Sur Luanda, Rwanda, etc. «Grâce à la médiation du Président angolais (João Lourenço), un cessez-le-feu avait été conclu (...) et devait entrer en vigueur début août. La République Démocratique du Congo s’y était engagée de manière sincère, espérant qu’il marquerait le début d’une paix durable. Mais, à notre grand regret, cet accord a été maintes fois violé par le Rwanda, qui, par le biais du groupe terroriste M23, continue impunément d’attenter à notre souveraineté nationale.

Dans le même ordre d’idées, l’annulation du Sommet tripartite du Processus de Luanda, prévu le 15 décembre, du fait de l’absence du Président rwandais et l’introduction, par la délégation rwandaise, d’une nouvelle condition préalable - l’exigence d’un dialogue direct entre la République démocratique du Congo et le groupe terroriste M23 - témoigne du peu de considération accordé par nos voisins aux efforts de paix. Exiger un dialogue direct avec un groupe terroriste revient à légitimer des agissements qui violent nos lois et principes fondamentaux ».

La demande des «sanctions concrètes et immédiates». «Nous avons pris note des condamnations émises par certains de nos partenaires à l’encontre du Rwanda pour son rôle dans la déstabilisation de l’Est de notre pays. Ces prises de position, bien qu’importantes, restent insuffisantes face à la gravité des actes commis et à leurs conséquences humanitaires désastreuses. Les preuves accablantes présentées dans le rapport des Experts des Nations Unies ne laissent aucune place au doute : des sanctions concrètes et immédiates doivent être adoptées pour mettre fin à cette agression et prévenir une escalade régionale.
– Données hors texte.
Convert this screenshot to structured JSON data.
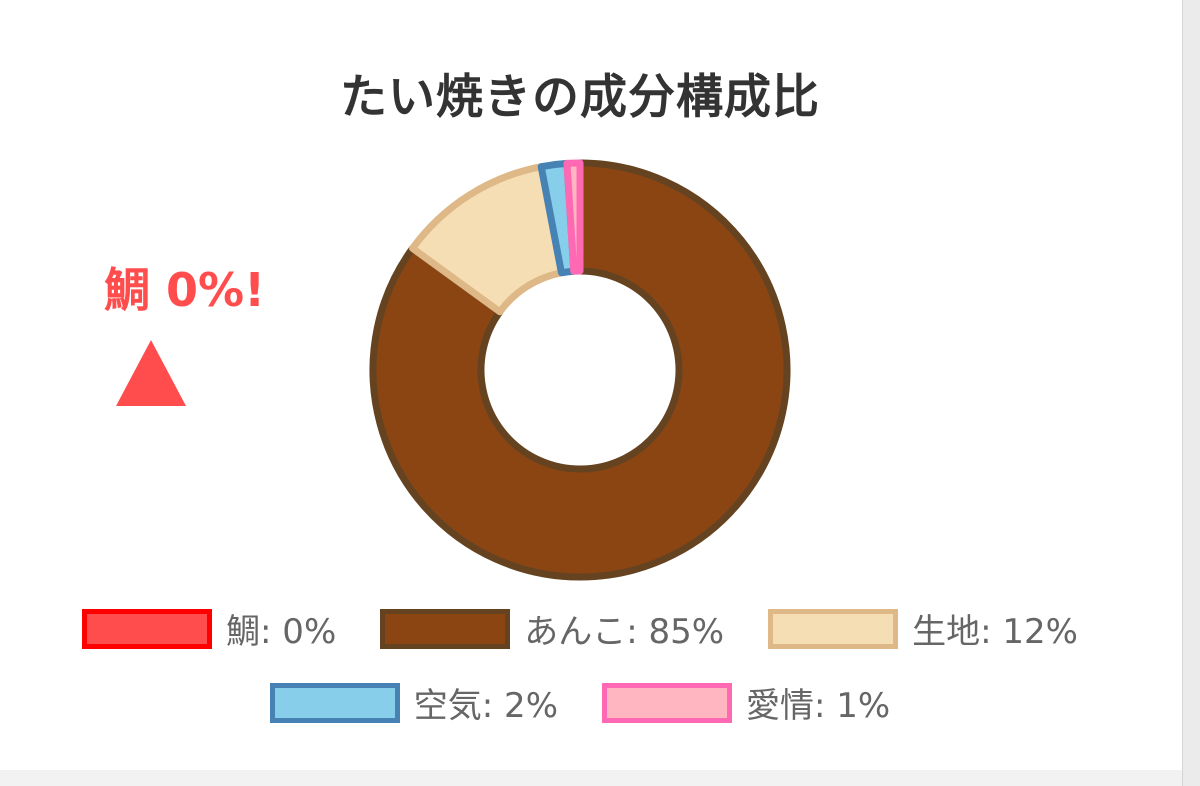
{
  "chart_data": {
    "type": "pie",
    "title": "たい焼きの成分構成比",
    "donut": true,
    "slices": [
      {
        "label": "鯛",
        "value": 0,
        "legend": "鯛: 0%",
        "color": "#ff4d4d",
        "border": "#ff0000"
      },
      {
        "label": "あんこ",
        "value": 85,
        "legend": "あんこ: 85%",
        "color": "#8b4513",
        "border": "#654321"
      },
      {
        "label": "生地",
        "value": 12,
        "legend": "生地: 12%",
        "color": "#f5deb3",
        "border": "#deb887"
      },
      {
        "label": "空気",
        "value": 2,
        "legend": "空気: 2%",
        "color": "#87ceeb",
        "border": "#4682b4"
      },
      {
        "label": "愛情",
        "value": 1,
        "legend": "愛情: 1%",
        "color": "#ffb6c1",
        "border": "#ff69b4"
      }
    ],
    "legend_position": "bottom",
    "annotation": {
      "text": "鯛 0%!",
      "color": "#ff4d4d"
    }
  }
}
Mais ces engagements ne suffisent pas. Nous attendons de la communauté internationale bien plus qu’un discours de solidarité. Ce dont (le Congo) a besoin de la part de ceux qui se considèrent comme ses amis : ce sont les actions décisives, d’un soutien concret et d’un engagement ferme pour répondre aux défis sécuritaires, économiques et humanitaires auxquels nous faisons face.
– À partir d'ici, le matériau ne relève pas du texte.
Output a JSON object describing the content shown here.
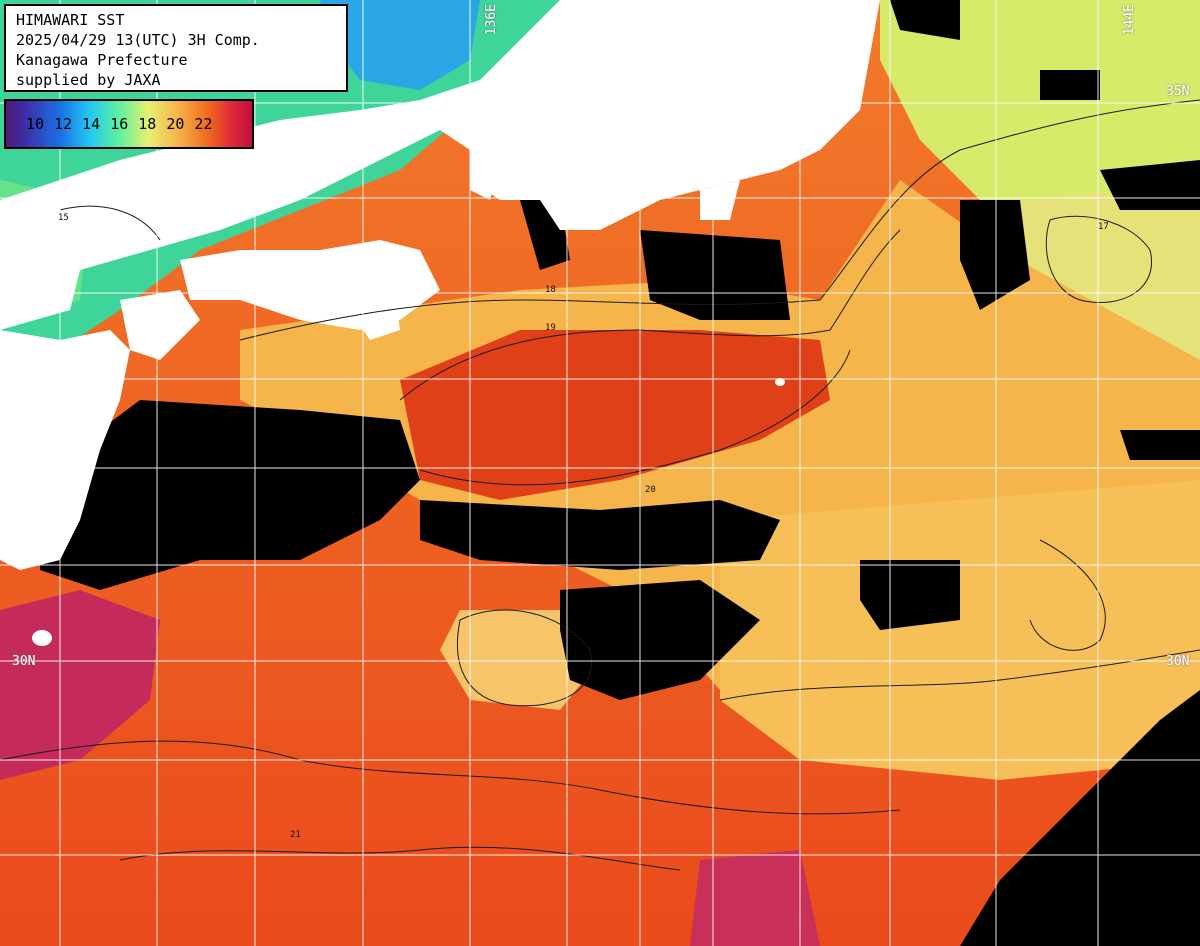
{
  "header": {
    "line1": "HIMAWARI SST",
    "line2": "2025/04/29 13(UTC) 3H Comp.",
    "line3": "Kanagawa Prefecture",
    "line4": "supplied by JAXA"
  },
  "legend": {
    "labels": [
      "10",
      "12",
      "14",
      "16",
      "18",
      "20",
      "22"
    ]
  },
  "grid_labels": {
    "lon_136": "136E",
    "lon_144": "144E",
    "lat_30_left": "30N",
    "lat_30_right": "30N",
    "lat_upper_right": "35N"
  },
  "isotherm_labels": [
    "15",
    "17",
    "18",
    "19",
    "20",
    "21"
  ],
  "colors": {
    "land": "#ffffff",
    "cloud": "#000000",
    "grid": "#ffffff"
  }
}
(Le Congo) ne demande pas de l’aide ; elle exige une solidarité juste et équitable, fondée sur le respect de sa souveraineté, de son intégrité territoriale et de ses droits fondamentaux. Ce soutien n’est pas une faveur; c’est une responsabilité collective dans la préservation de la paix et de la sécurité internationales.
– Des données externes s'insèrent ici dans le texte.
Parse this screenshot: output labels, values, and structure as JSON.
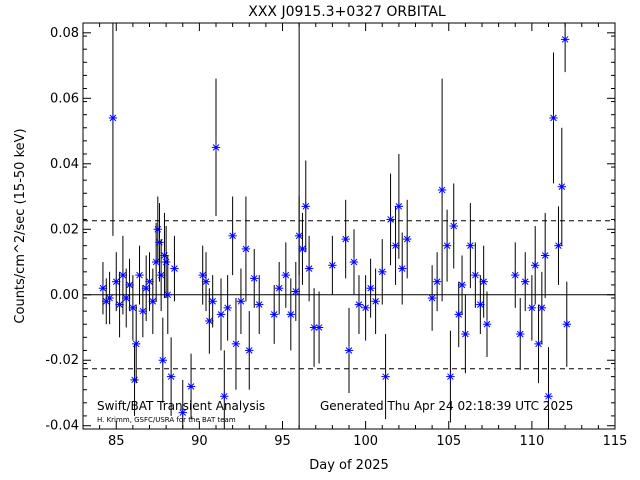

La communauté internationale doit maintenant transformer ses déclarations en actions tangibles et dissuasives. Des sanctions ciblées contre le Rwanda, ses responsables militaires et politiques impliqués dans ces exactions, ainsi que leurs réseaux financiers, sont impératives. Il est temps que les principes de responsabilité et de justice prévalent.
Le Gouvernement de la République Démocratique du Congo reste résolu à défendre l’intégrité de notre territoire et à protéger nos concitoyens contre toute forme d’agression.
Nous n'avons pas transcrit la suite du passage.